Reproductive system and breast disorders:

frequency not known – sexual dysfunction.

General disorders and administration site conditions:

frequency not known – dehydration.

Investigations:

frequency not known – increased triglyceride levels.

Description of selected adverse reactions.

Liver function disorders/liver disorders. Most cases of liver function disorders/liver disorders reported during the post-marketing period with telmisartan occurred in patients of Japanese nationality. These patients appear to be more susceptible to these adverse reactions.

Sepsis. During a clinical study, a higher incidence of sepsis was observed in patients receiving telmisartan compared to those receiving placebo. This may be due to chance or may indicate an unknown underlying process.

Interstitial lung disease. Cases of interstitial lung disease associated with telmisartan use have been reported during post-marketing use. However, a causal relationship has not been established.

Non-melanoma skin cancer

Based on available epidemiological data, a cumulative dose-dependent association between hydrochlorothiazide and NMSC has been observed (see sections "Pharmacodynamics" and "Special precautions").

Reporting suspected adverse reactions. Reporting suspected adverse reactions after medicine authorization is important. This allows continued monitoring of the benefit-risk ratio. Healthcare professionals should report suspected adverse reactions in accordance with national regulatory requirements.

Shelf life. 3 years.

Storage conditions.

Store at temperatures not exceeding 30°C, in the original packaging to protect from light.
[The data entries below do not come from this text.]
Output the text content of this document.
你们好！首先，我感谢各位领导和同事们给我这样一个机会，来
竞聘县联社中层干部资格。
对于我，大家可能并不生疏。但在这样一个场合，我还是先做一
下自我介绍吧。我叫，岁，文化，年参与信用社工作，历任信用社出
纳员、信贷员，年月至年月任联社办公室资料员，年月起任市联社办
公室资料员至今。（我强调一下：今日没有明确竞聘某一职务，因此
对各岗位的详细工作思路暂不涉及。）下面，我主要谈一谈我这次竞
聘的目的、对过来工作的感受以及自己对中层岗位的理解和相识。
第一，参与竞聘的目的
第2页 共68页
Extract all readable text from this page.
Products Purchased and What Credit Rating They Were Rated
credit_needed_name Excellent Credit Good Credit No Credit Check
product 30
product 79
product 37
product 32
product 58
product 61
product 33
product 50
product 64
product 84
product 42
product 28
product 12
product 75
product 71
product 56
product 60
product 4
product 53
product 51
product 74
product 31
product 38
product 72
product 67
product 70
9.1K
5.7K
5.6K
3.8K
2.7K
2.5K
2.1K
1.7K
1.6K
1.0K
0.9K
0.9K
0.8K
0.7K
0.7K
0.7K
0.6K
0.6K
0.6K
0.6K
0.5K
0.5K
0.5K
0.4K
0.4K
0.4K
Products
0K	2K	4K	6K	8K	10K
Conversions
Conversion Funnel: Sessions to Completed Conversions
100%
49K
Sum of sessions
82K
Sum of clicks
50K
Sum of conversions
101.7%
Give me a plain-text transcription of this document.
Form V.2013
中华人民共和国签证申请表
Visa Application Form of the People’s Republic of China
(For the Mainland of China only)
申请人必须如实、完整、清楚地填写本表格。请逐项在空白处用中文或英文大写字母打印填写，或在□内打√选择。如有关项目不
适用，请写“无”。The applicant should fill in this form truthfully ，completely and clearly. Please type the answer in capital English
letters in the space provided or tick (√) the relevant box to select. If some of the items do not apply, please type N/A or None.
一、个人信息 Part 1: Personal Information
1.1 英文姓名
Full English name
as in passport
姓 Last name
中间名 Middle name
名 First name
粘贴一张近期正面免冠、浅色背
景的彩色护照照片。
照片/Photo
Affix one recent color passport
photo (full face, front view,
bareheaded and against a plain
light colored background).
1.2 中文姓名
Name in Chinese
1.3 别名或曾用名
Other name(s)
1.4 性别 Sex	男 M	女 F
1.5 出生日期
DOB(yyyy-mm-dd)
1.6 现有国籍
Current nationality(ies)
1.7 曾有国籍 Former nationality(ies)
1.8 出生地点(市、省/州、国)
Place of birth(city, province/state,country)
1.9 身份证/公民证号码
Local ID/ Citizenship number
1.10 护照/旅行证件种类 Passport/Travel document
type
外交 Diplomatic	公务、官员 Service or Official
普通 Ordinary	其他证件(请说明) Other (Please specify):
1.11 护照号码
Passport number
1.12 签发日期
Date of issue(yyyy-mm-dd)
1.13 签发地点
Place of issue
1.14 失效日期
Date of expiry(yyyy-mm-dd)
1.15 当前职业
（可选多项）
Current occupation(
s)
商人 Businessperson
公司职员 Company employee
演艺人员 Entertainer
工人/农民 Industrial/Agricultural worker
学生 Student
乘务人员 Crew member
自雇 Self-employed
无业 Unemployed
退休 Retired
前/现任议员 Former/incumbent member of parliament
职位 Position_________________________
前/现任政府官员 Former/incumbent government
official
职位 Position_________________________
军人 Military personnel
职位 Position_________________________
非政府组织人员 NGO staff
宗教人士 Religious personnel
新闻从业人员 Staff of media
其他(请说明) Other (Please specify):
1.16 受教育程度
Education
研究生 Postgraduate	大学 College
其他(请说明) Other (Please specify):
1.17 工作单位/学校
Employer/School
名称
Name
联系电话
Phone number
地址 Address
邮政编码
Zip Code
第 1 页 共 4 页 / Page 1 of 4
Keep out of reach and sight of children.

Packaging.

7 tablets per blister; 2, 4, 8, 12, or 14 blisters per cardboard box.

10 tablets per blister; 3, 6, 9, or 10 blisters per cardboard box.

Prescription status. Prescription only.

Manufacturer.

KRKA, d.d., Novo mesto, Slovenia.

Manufacturer's address and location of manufacturing site.

Smarjeska cesta 6, 8501 Novo mesto, Slovenia.